Adrian “Ace” Calder - Crash incident
brief

Brief

Adrian Calder is the kind of man who seems engineered for headlines. At twenty-seven, he is the star quarterback of a top professional football team, with a record-breaking contract, countless endorsements, and a reputation that stretches far beyond the field. His wealth is evident in everything he touches—from tailored suits to his penthouse overlooking the city skyline—but he carries it with the effortless ease of someone who has never had to question his place at the top.

The city looks different from behind tinted glass.

Cleaner. Quieter. Manageable.

I rest one hand loosely on the steering wheel, the other draped over the center console, fingers tapping absently to a rhythm I’m not actually listening to. The engine hums low beneath me—expensive, controlled, responsive. Exactly how things should be.

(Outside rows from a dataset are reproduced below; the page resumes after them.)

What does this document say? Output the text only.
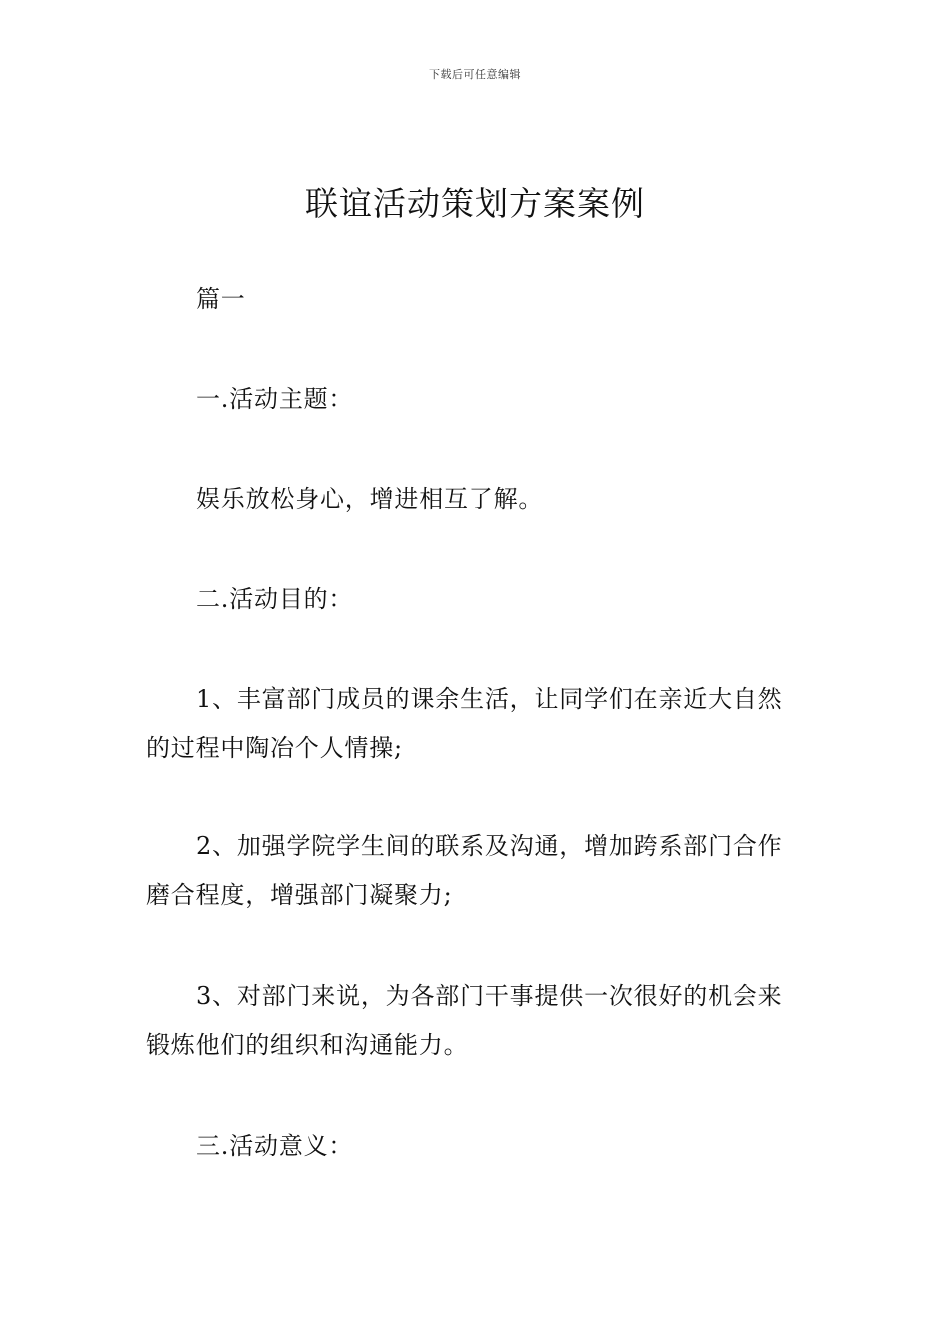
下载后可任意编辑
联谊活动策划方案案例

篇一

一.活动主题：

娱乐放松身心，增进相互了解。

二.活动目的：

1、丰富部门成员的课余生活，让同学们在亲近大自然的过程中陶冶个人情操;

2、加强学院学生间的联系及沟通，增加跨系部门合作磨合程度，增强部门凝聚力;

3、对部门来说，为各部门干事提供一次很好的机会来锻炼他们的组织和沟通能力。

三.活动意义：
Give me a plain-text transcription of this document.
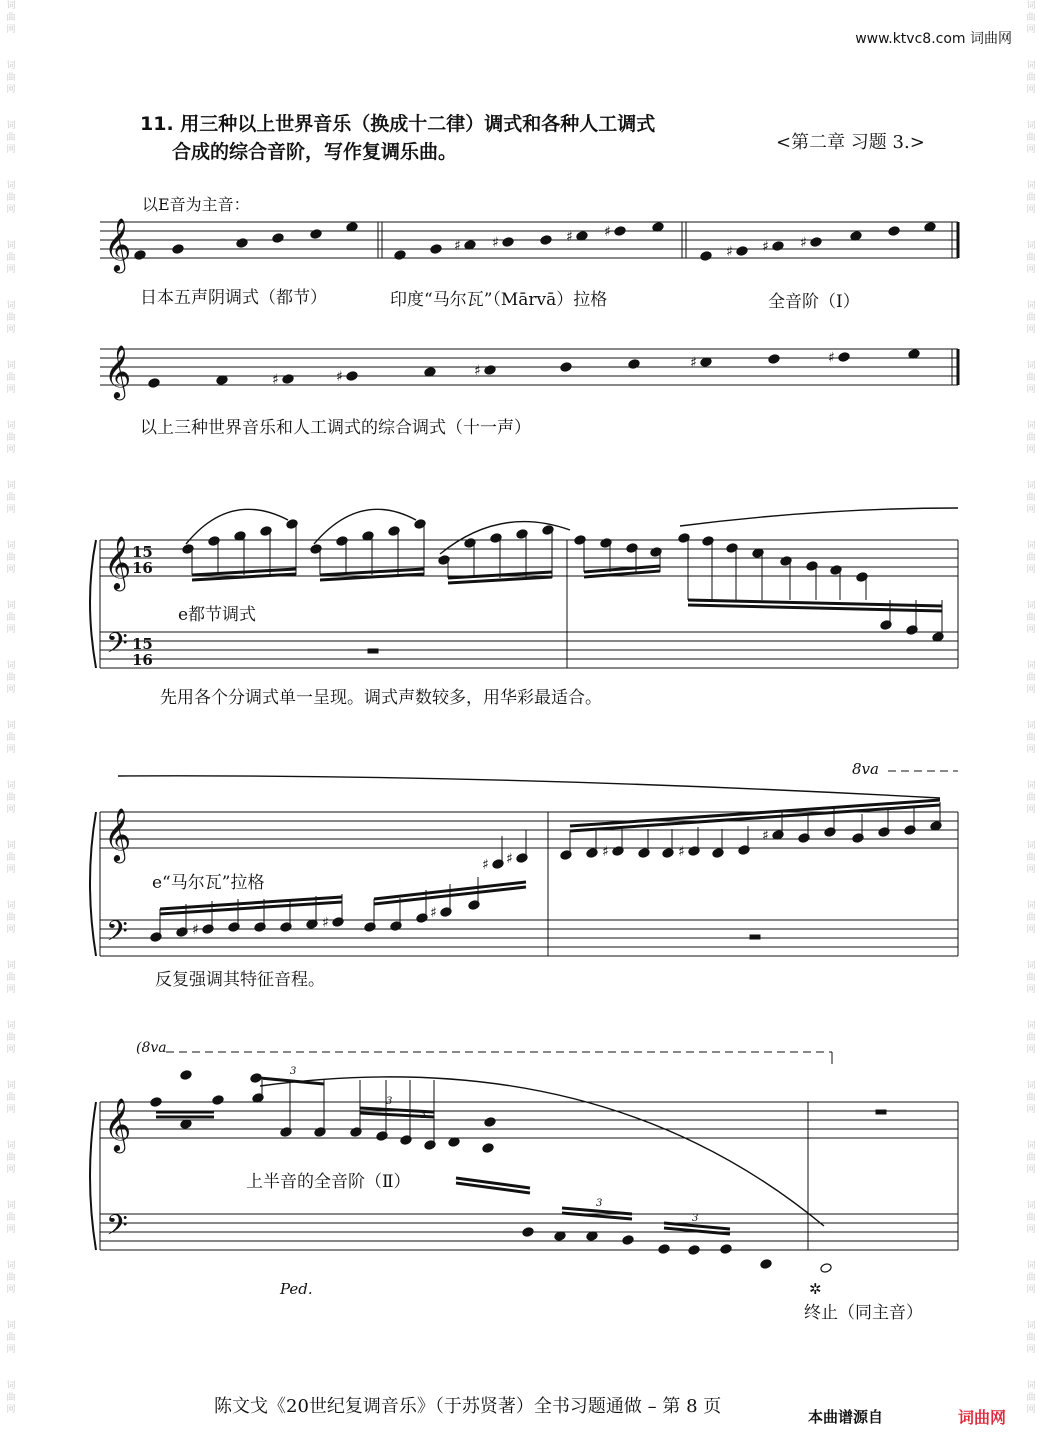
词
曲
网

词
曲
网

词
曲
网

词
曲
网

词
曲
网

词
曲
网

词
曲
网

词
曲
网

词
曲
网

词
曲
网

词
曲
网

词
曲
网

词
曲
网

词
曲
网

词
曲
网

词
曲
网

词
曲
网

词
曲
网

词
曲
网

词
曲
网

词
曲
网

词
曲
网

词
曲
网

词
曲
网

词
曲
网

词
曲
网

词
曲
网

词
曲
网

词
曲
网

词
曲
网

词
曲
网

词
曲
网

词
曲
网

词
曲
网

词
曲
网

词
曲
网

词
曲
网

词
曲
网

词
曲
网

词
曲
网

词
曲
网

词
曲
网

词
曲
网

词
曲
网

词
曲
网

词
曲
网

词
曲
网

词
曲
网

www.ktvc8.com 词曲网
11. 用三种以上世界音乐（换成十二律）调式和各种人工调式
合成的综合音阶，写作复调乐曲。	<第二章 习题 3.>
以E音为主音：
𝄞	♯ ♯	♯ ♯
♯ ♯ ♯
𝄞	♯	♯	♯	♯	♯
𝄞
𝄢
15
16
15
16
𝄞
𝄢	♯	♯
♯
♯ ♯	♯	♯
♯
𝄞
𝄢
3
3
3
3
3
日本五声阴调式（都节）	印度“马尔瓦”（Mārvā）拉格	全音阶（Ⅰ）
以上三种世界音乐和人工调式的综合调式（十一声）
e都节调式
先用各个分调式单一呈现。调式声数较多，用华彩最适合。
8va
e“马尔瓦”拉格
反复强调其特征音程。
(8va
上半音的全音阶（Ⅱ）
Ped.	✲
终止（同主音）
陈文戈《20世纪复调音乐》（于苏贤著）全书习题通做 – 第 8 页	本曲谱源自	词曲网
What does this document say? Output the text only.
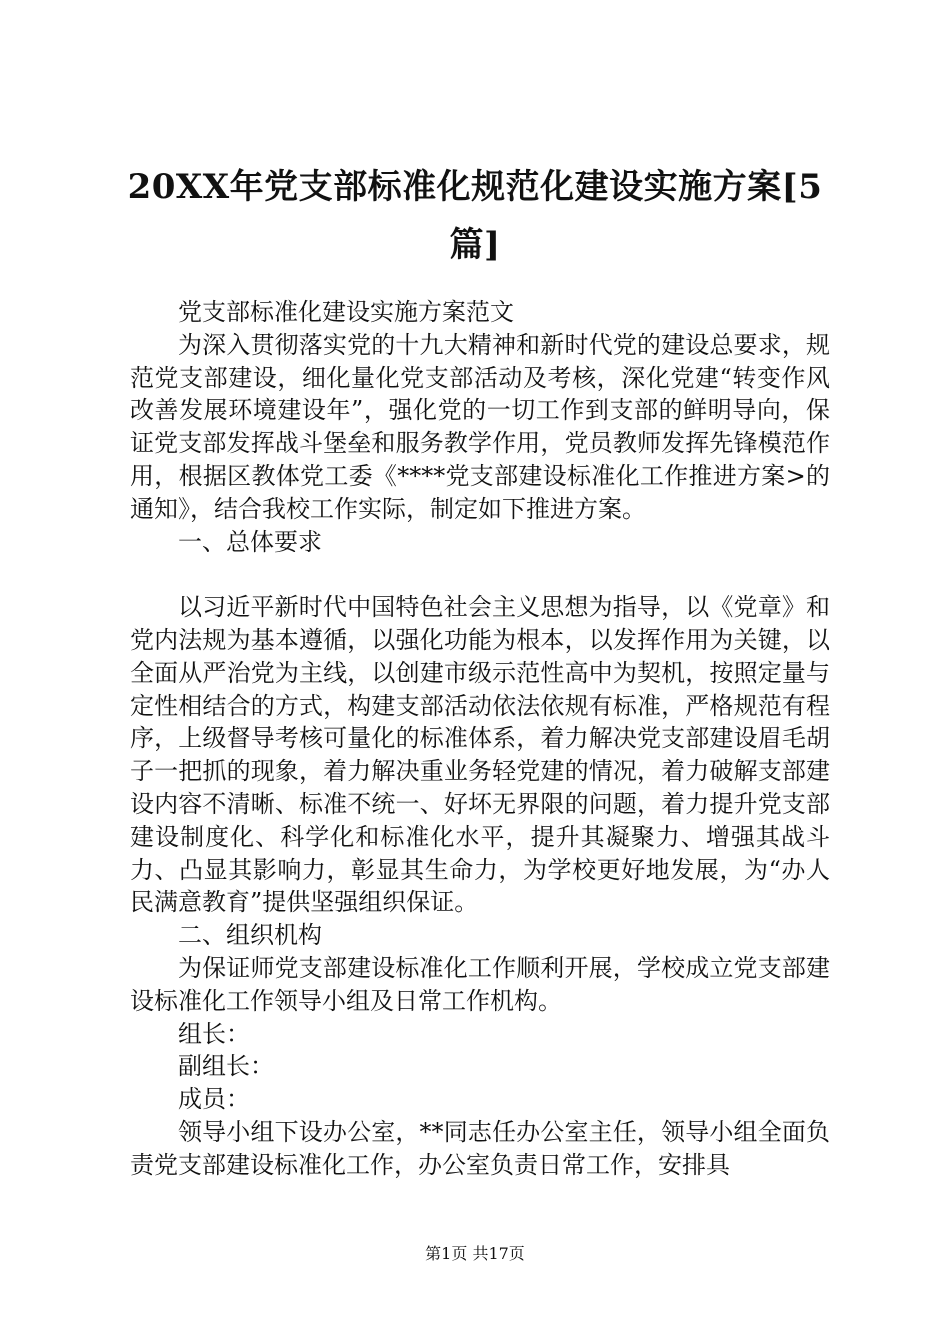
20XX年党支部标准化规范化建设实施方案[5篇]

党支部标准化建设实施方案范文

为深入贯彻落实党的十九大精神和新时代党的建设总要求，规范党支部建设，细化量化党支部活动及考核，深化党建“转变作风改善发展环境建设年”，强化党的一切工作到支部的鲜明导向，保证党支部发挥战斗堡垒和服务教学作用，党员教师发挥先锋模范作用，根据区教体党工委《****党支部建设标准化工作推进方案>的通知》，结合我校工作实际，制定如下推进方案。

一、总体要求

以习近平新时代中国特色社会主义思想为指导，以《党章》和党内法规为基本遵循，以强化功能为根本，以发挥作用为关键，以全面从严治党为主线，以创建市级示范性高中为契机，按照定量与定性相结合的方式，构建支部活动依法依规有标准，严格规范有程序，上级督导考核可量化的标准体系，着力解决党支部建设眉毛胡子一把抓的现象，着力解决重业务轻党建的情况，着力破解支部建设内容不清晰、标准不统一、好坏无界限的问题，着力提升党支部建设制度化、科学化和标准化水平，提升其凝聚力、增强其战斗力、凸显其影响力，彰显其生命力，为学校更好地发展，为“办人民满意教育”提供坚强组织保证。

二、组织机构

为保证师党支部建设标准化工作顺利开展，学校成立党支部建设标准化工作领导小组及日常工作机构。

组长：

副组长：

成员：

领导小组下设办公室，**同志任办公室主任，领导小组全面负责党支部建设标准化工作，办公室负责日常工作，安排具

第1页 共17页
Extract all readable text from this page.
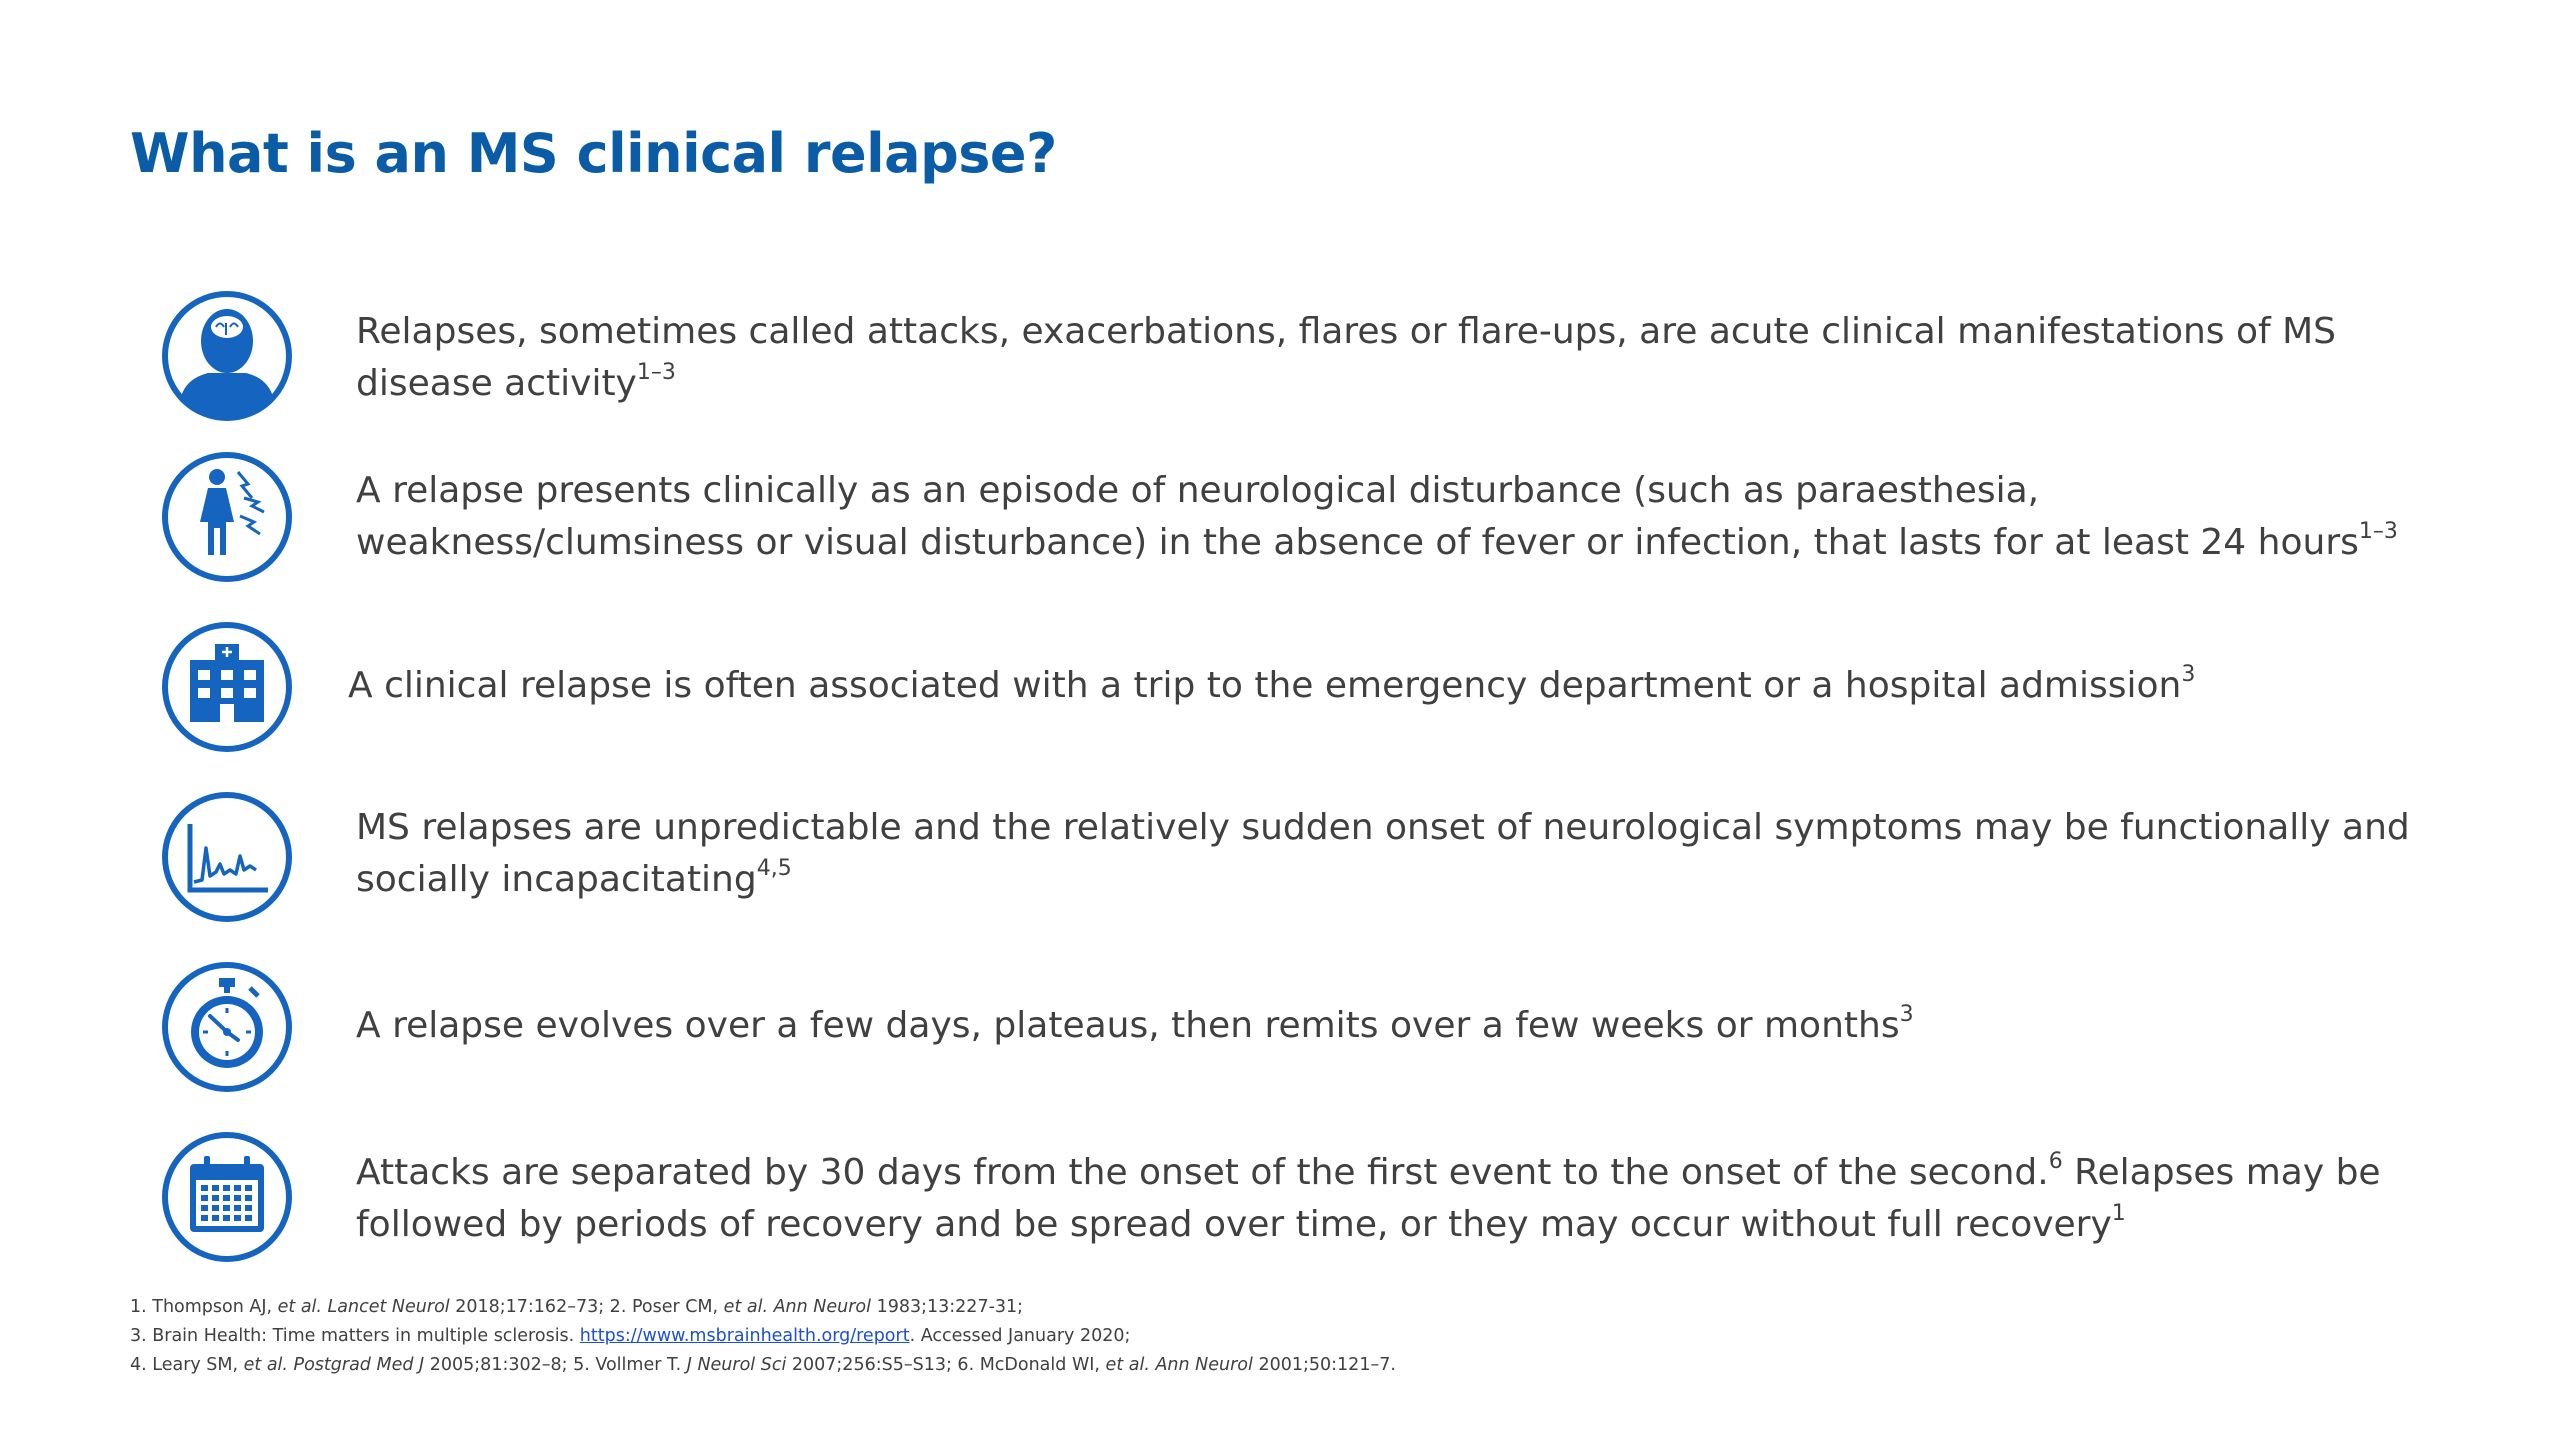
What is an MS clinical relapse?
Relapses, sometimes called attacks, exacerbations, flares or flare-ups, are acute clinical manifestations of MS disease activity$^{1-3}$
A relapse presents clinically as an episode of neurological disturbance (such as paraesthesia, weakness/clumsiness or visual disturbance) in the absence of fever or infection, that lasts for at least 24 hours$^{1-3}$
A clinical relapse is often associated with a trip to the emergency department or a hospital admission$^3$
MS relapses are unpredictable and the relatively sudden onset of neurological symptoms may be functionally and socially incapacitating$^{4,5}$
A relapse evolves over a few days, plateaus, then remits over a few weeks or months$^3$
Attacks are separated by 30 days from the onset of the first event to the onset of the second.$^6$ Relapses may be followed by periods of recovery and be spread over time, or they may occur without full recovery$^1$
1. Thompson AJ, et al. Lancet Neurol 2018;17:162–73; 2. Poser CM, et al. Ann Neurol 1983;13:227-31;
3. Brain Health: Time matters in multiple sclerosis. https://www.msbrainhealth.org/report. Accessed January 2020;
4. Leary SM, et al. Postgrad Med J 2005;81:302–8; 5. Vollmer T. J Neurol Sci 2007;256:S5–S13; 6. McDonald WI, et al. Ann Neurol 2001;50:121–7.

Traffic is light for once. A rare gift.

I glance at the dashboard clock. I’m early. Not just on time—early. My publicist would call it a miracle. I call it efficiency.

There’s a notification lighting up my phone on the console. Probably another headline. Another opinion piece written by someone who’s never thrown a pass in their life but somehow understands mine better than I do.

I don’t pick it up.

Whatever it says, it’ll still be there in ten minutes. They always are.

A smirk pulls at my mouth as I stop at a red light. A group of people on the sidewalk glance toward the car—not obvious, but I notice. They always look twice. Some things you get used to.

Fame isn’t loud the way people think. It’s quieter. Subtle. It’s in the second glance, the hesitation, the whisper you don’t quite hear.

The light stays red longer than it needs to.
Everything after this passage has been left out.